Debuggers Aren’t For Debugging
In a counterfactual past, perhaps the term “bug” was never adopted in the 1800s.

And perhaps this pesky bug was never captured and never became famous.

And in this alternate history, perhaps a different name would have been given to the tools we now call “debuggers”. Nearly any other name would have been preferable since de-bugging is something debuggers do not do. They’re fantastically helpful with debugging, but so are many other things. Debuggers mainly do two things: time dilation and state inspection. Basically, slow down and show me the bytes in a form I can understand.
Instead, maybe they would have been named after Alan Turing’s debugger, in which he connected a loudspeaker to an early computer so he could hear the unfolding of the program. I came across this in a Claude Shannon biography. Turing’s name for this was “put a pulse to the hooter”, not exactly a phrase ripe for branding a general tool.
Still, Turing’s loudspeaker was a perfect example of what debuggers really do. They don’t eliminate bugs. They show you what is going on inside the computer.
I’m not here to suggest any better names. “Debugger” is a foundational part of the lexicon. I’m just lamenting the accident of history that may have contributed to the under-use of debuggers we see today.
I’m increasingly seeing talk of AI agents doing debugging for us. AI agents are actually capable of “debugging” in the sense that they can remove bugs (yes, the eager naysayer is correct, they can introduce them too). Even today they are more capable of active debugging than a debugger. But they don’t have great facilities, currently, for time dilation and state inspection of programs. However good they are at finding bugs by looking at code semantically, or syntactically, or running it with print-debugging, they would be better with the ability to step through code, observe branches taken, and inspect values along the way.
My thesis is: both humans and agents should be using debuggers more.
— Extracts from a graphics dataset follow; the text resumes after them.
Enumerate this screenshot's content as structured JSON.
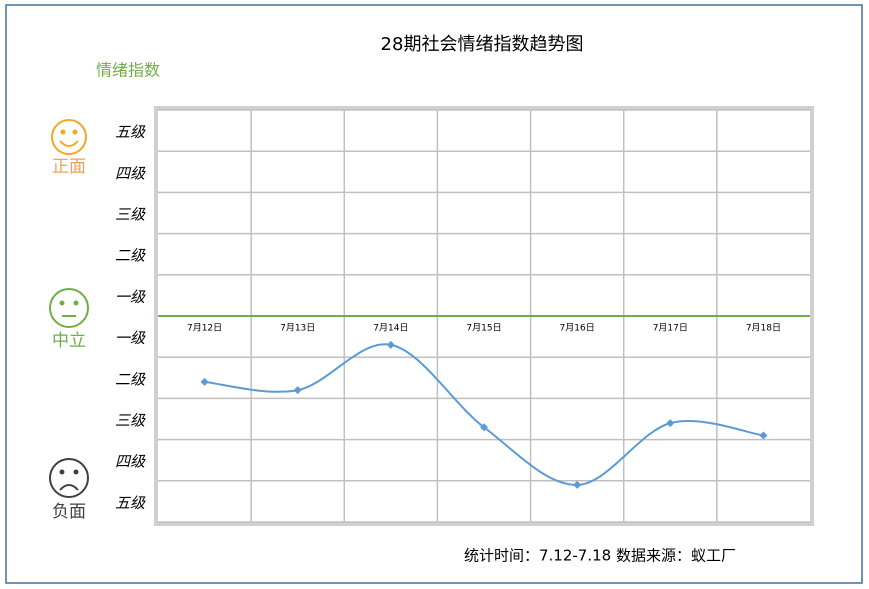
{
  "chart_data": {
    "type": "line",
    "title": "28期社会情绪指数趋势图",
    "y_axis_label": "情绪指数",
    "sentiment_labels": {
      "positive": "正面",
      "neutral": "中立",
      "negative": "负面"
    },
    "footer": "统计时间：7.12-7.18  数据来源：蚁工厂",
    "categories": [
      "7月12日",
      "7月13日",
      "7月14日",
      "7月15日",
      "7月16日",
      "7月17日",
      "7月18日"
    ],
    "series": [
      {
        "name": "情绪指数",
        "color": "#5b9bd5",
        "values": [
          -1.6,
          -1.8,
          -0.7,
          -2.7,
          -4.1,
          -2.6,
          -2.9
        ]
      }
    ],
    "ylim": [
      -5,
      5
    ],
    "yticks": [
      {
        "value": 4.5,
        "label": "五级"
      },
      {
        "value": 3.5,
        "label": "四级"
      },
      {
        "value": 2.5,
        "label": "三级"
      },
      {
        "value": 1.5,
        "label": "二级"
      },
      {
        "value": 0.5,
        "label": "一级"
      },
      {
        "value": -0.5,
        "label": "一级"
      },
      {
        "value": -1.5,
        "label": "二级"
      },
      {
        "value": -2.5,
        "label": "三级"
      },
      {
        "value": -3.5,
        "label": "四级"
      },
      {
        "value": -4.5,
        "label": "五级"
      }
    ],
    "grid": true,
    "smooth": true,
    "zero_line_color": "#70ad47"
  }
}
# Why we still need debuggers
In 2026, the balance of effort is shifting quickly away from code production and into code review. Code review was already difficult before AI codegen was possible, and now programmers who have adopted these tools are producing 10x their previous amount of code, or more. And those programmers are likely spending even less time in debuggers than they were before (which was already very little).
Adapting to this new world is a quest. Many are saying “AI do code” and “AI also review code” is the path, and that may be. But if AI does not also perform deep state inspection, avoidable bugs and vulnerabilities will slip through.
Imagine this:
- You prompt a coding agent to implement a feature, with all due necessary guidance and constraints.
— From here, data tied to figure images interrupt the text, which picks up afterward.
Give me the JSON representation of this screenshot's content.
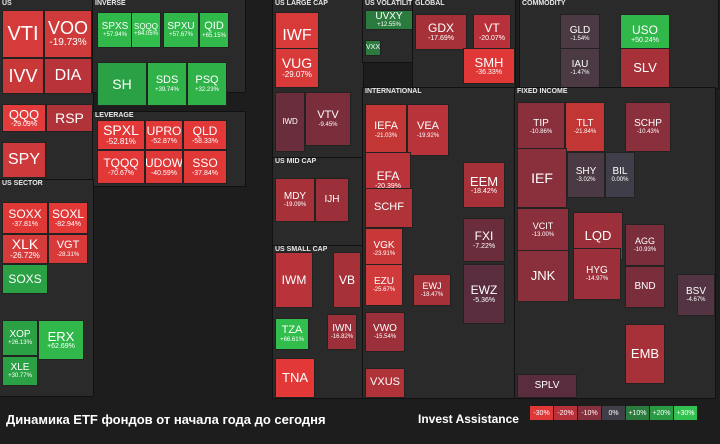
{
  "footer": {
    "title": "Динамика ETF фондов от начала года до сегодня",
    "brand": "Invest Assistance",
    "legend": [
      {
        "label": "-30%",
        "color": "#e03737"
      },
      {
        "label": "-20%",
        "color": "#b8313a"
      },
      {
        "label": "-10%",
        "color": "#85303d"
      },
      {
        "label": "0%",
        "color": "#403f49"
      },
      {
        "label": "+10%",
        "color": "#2b7a3e"
      },
      {
        "label": "+20%",
        "color": "#2a9a45"
      },
      {
        "label": "+30%",
        "color": "#33c150"
      }
    ]
  },
  "chart_data": {
    "type": "heatmap",
    "title": "Динамика ETF фондов от начала года до сегодня",
    "sectors": [
      {
        "name": "US",
        "tiles": [
          {
            "t": "VTI",
            "v": null,
            "c": "#d63b3b"
          },
          {
            "t": "VOO",
            "v": "-19.73%",
            "c": "#cf3b3b"
          },
          {
            "t": "IVV",
            "v": null,
            "c": "#c93839"
          },
          {
            "t": "DIA",
            "v": null,
            "c": "#b8333a"
          },
          {
            "t": "QQQ",
            "v": "-29.09%",
            "c": "#e23b3b"
          },
          {
            "t": "RSP",
            "v": null,
            "c": "#b1333a"
          },
          {
            "t": "SPY",
            "v": null,
            "c": "#ce3a3b"
          }
        ]
      },
      {
        "name": "INVERSE",
        "tiles": [
          {
            "t": "SPXS",
            "v": "+57.94%",
            "c": "#30b84a"
          },
          {
            "t": "SQQQ",
            "v": "+84.05%",
            "c": "#31be4c"
          },
          {
            "t": "SPXU",
            "v": "+57.67%",
            "c": "#30b84a"
          },
          {
            "t": "QID",
            "v": "+65.15%",
            "c": "#30b84a"
          },
          {
            "t": "SH",
            "v": null,
            "c": "#2aa144"
          },
          {
            "t": "SDS",
            "v": "+39.74%",
            "c": "#2fb349"
          },
          {
            "t": "PSQ",
            "v": "+32.23%",
            "c": "#2fb349"
          }
        ]
      },
      {
        "name": "LEVERAGE",
        "tiles": [
          {
            "t": "SPXL",
            "v": "-52.81%",
            "c": "#e23838"
          },
          {
            "t": "UPRO",
            "v": "-52.87%",
            "c": "#e23838"
          },
          {
            "t": "QLD",
            "v": "-58.33%",
            "c": "#e23838"
          },
          {
            "t": "TQQQ",
            "v": "-70.67%",
            "c": "#e23838"
          },
          {
            "t": "UDOW",
            "v": "-40.59%",
            "c": "#e03737"
          },
          {
            "t": "SSO",
            "v": "-37.84%",
            "c": "#e03737"
          }
        ]
      },
      {
        "name": "US SECTOR",
        "tiles": [
          {
            "t": "SOXX",
            "v": "-37.81%",
            "c": "#e03737"
          },
          {
            "t": "SOXL",
            "v": "-82.94%",
            "c": "#e23838"
          },
          {
            "t": "XLK",
            "v": "-26.72%",
            "c": "#d63b3b"
          },
          {
            "t": "VGT",
            "v": "-28.31%",
            "c": "#d83a3a"
          },
          {
            "t": "SOXS",
            "v": null,
            "c": "#2aa144"
          },
          {
            "t": "XOP",
            "v": "+26.13%",
            "c": "#2aa144"
          },
          {
            "t": "ERX",
            "v": "+62.69%",
            "c": "#30b84a"
          },
          {
            "t": "XLE",
            "v": "+30.77%",
            "c": "#2aa144"
          }
        ]
      },
      {
        "name": "US LARGE CAP",
        "tiles": [
          {
            "t": "IWF",
            "v": null,
            "c": "#d83a3a"
          },
          {
            "t": "VUG",
            "v": "-29.07%",
            "c": "#d83a3a"
          },
          {
            "t": "IWD",
            "v": null,
            "c": "#6a2d3c"
          },
          {
            "t": "VTV",
            "v": "-9.45%",
            "c": "#7a2e3c"
          }
        ]
      },
      {
        "name": "US MID CAP",
        "tiles": [
          {
            "t": "MDY",
            "v": "-19.09%",
            "c": "#a63139"
          },
          {
            "t": "IJH",
            "v": null,
            "c": "#9c303a"
          }
        ]
      },
      {
        "name": "US SMALL CAP",
        "tiles": [
          {
            "t": "IWM",
            "v": null,
            "c": "#b8333a"
          },
          {
            "t": "VB",
            "v": null,
            "c": "#a63139"
          },
          {
            "t": "TZA",
            "v": "+66.61%",
            "c": "#31be4c"
          },
          {
            "t": "TNA",
            "v": null,
            "c": "#e23838"
          },
          {
            "t": "IWN",
            "v": "-16.82%",
            "c": "#9c303a"
          }
        ]
      },
      {
        "name": "US VOLATILITY",
        "tiles": [
          {
            "t": "UVXY",
            "v": "+12.55%",
            "c": "#2b7a3e"
          },
          {
            "t": "VXX",
            "v": null,
            "c": "#2b7a3e"
          }
        ]
      },
      {
        "name": "GLOBAL",
        "tiles": [
          {
            "t": "GDX",
            "v": "-17.69%",
            "c": "#a63139"
          },
          {
            "t": "VT",
            "v": "-20.07%",
            "c": "#b8313a"
          },
          {
            "t": "SMH",
            "v": "-36.33%",
            "c": "#e03737"
          }
        ]
      },
      {
        "name": "INTERNATIONAL",
        "tiles": [
          {
            "t": "IEFA",
            "v": "-21.03%",
            "c": "#c23636"
          },
          {
            "t": "VEA",
            "v": "-19.92%",
            "c": "#b8333a"
          },
          {
            "t": "EFA",
            "v": "-20.39%",
            "c": "#bb333a"
          },
          {
            "t": "EEM",
            "v": "-18.42%",
            "c": "#a63139"
          },
          {
            "t": "SCHF",
            "v": null,
            "c": "#b1333a"
          },
          {
            "t": "VGK",
            "v": "-23.91%",
            "c": "#c93839"
          },
          {
            "t": "FXI",
            "v": "-7.22%",
            "c": "#6a2d3c"
          },
          {
            "t": "EZU",
            "v": "-25.67%",
            "c": "#d13a3b"
          },
          {
            "t": "EWJ",
            "v": "-18.47%",
            "c": "#a63139"
          },
          {
            "t": "EWZ",
            "v": "-5.36%",
            "c": "#5a2d3e"
          },
          {
            "t": "VWO",
            "v": "-15.54%",
            "c": "#9c303a"
          },
          {
            "t": "VXUS",
            "v": null,
            "c": "#b1333a"
          }
        ]
      },
      {
        "name": "COMMODITY",
        "tiles": [
          {
            "t": "GLD",
            "v": "-1.54%",
            "c": "#4b3a44"
          },
          {
            "t": "USO",
            "v": "+50.24%",
            "c": "#30b84a"
          },
          {
            "t": "IAU",
            "v": "-1.47%",
            "c": "#4b3a44"
          },
          {
            "t": "SLV",
            "v": null,
            "c": "#a63139"
          }
        ]
      },
      {
        "name": "FIXED INCOME",
        "tiles": [
          {
            "t": "TIP",
            "v": "-10.86%",
            "c": "#8a2f3c"
          },
          {
            "t": "TLT",
            "v": "-21.84%",
            "c": "#c23636"
          },
          {
            "t": "SCHP",
            "v": "-10.43%",
            "c": "#8a2f3c"
          },
          {
            "t": "IEF",
            "v": null,
            "c": "#8a2f3c"
          },
          {
            "t": "SHY",
            "v": "-3.02%",
            "c": "#4b3a44"
          },
          {
            "t": "BIL",
            "v": "0.00%",
            "c": "#403f49"
          },
          {
            "t": "VCIT",
            "v": "-13.00%",
            "c": "#8a2f3c"
          },
          {
            "t": "LQD",
            "v": null,
            "c": "#9c303a"
          },
          {
            "t": "JNK",
            "v": null,
            "c": "#8a2f3c"
          },
          {
            "t": "HYG",
            "v": "-14.97%",
            "c": "#9c303a"
          },
          {
            "t": "AGG",
            "v": "-10.93%",
            "c": "#7a2e3c"
          },
          {
            "t": "BND",
            "v": null,
            "c": "#7a2e3c"
          },
          {
            "t": "EMB",
            "v": null,
            "c": "#a63139"
          },
          {
            "t": "BSV",
            "v": "-4.67%",
            "c": "#523442"
          },
          {
            "t": "SPLV",
            "v": null,
            "c": "#5a2d3e"
          }
        ]
      }
    ]
  }
}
- The coding agent generates code for the feature.
- The coding agent generates tests for the feature and ensures they pass. (Swap #2 and #3 if you like TDD)
- The coding agent runs each test in a debugger, stepping line by line through relevant code, and inspects intermediate untested state.
Steps 1-3 are all possible today, but Step 4 isn’t hooked up yet in any tools I’m aware of. I think it would be a fantastic experiment. My experience with Opus 4.5 and 4.6 suggests it would be quite good at this even without further training. LLM context windows pose another big challenge for this idea. Debuggers can generate a lot of text (ever run i fu in gdb?). To be effective, we’d need to make an agent clever about token filtering in gdb/lldb/DAP/etc, the same way Claude Code uses head and tail to prevent token bloat.
Taking this even further, the agonizing task of reviewing AI-generated code could be more interactive too. The debugging runs from step 4 above could save a recording, like time traveling debuggers do. Reviewing the code can be less about understanding an alphabetically-sorted list of file differences, and more of an interactive walk through the code as it actually ran. It would be possible to scrub back and forth through the code and observe values computed and branches taken. Perhaps there’s even a creative way to diff debugger recordings, in addition to the code. Alongside a code diff like this:
- let x = y * 2;
+ let x = y * 4;
Imagine seeing a visualized execution diff of the before & after debugger recordings, showing how the value differs during program execution on the two branches.
(gdb) y = 100;
- (gdb) x = 200;
+ (gdb) x = 400;
The two forms of diff visualization, side by side, would offer a great way to understand incoming code changes.
This example is oversimplified to get the point across. It’s easy to imagine many patches resulting in oversized, indigestible execution diffs. Or noisy execution diffs due to nondeterminism. There are lot of reasons this would be hard to do well, but if you can imagine how nice it would be if done well, it may just be worth doing (well).
These are my thoughts about how debugger avoidance is a missed opportunity for deeper understanding, even in the absence of bugs, how debuggers can help improve coding agents, and how debuggers could play a role in coping with the review burden caused by coding agents.
Thank you for coming to my onomastic cascade of perhapses. Perhaps you stayed till the end, in which case I thank you.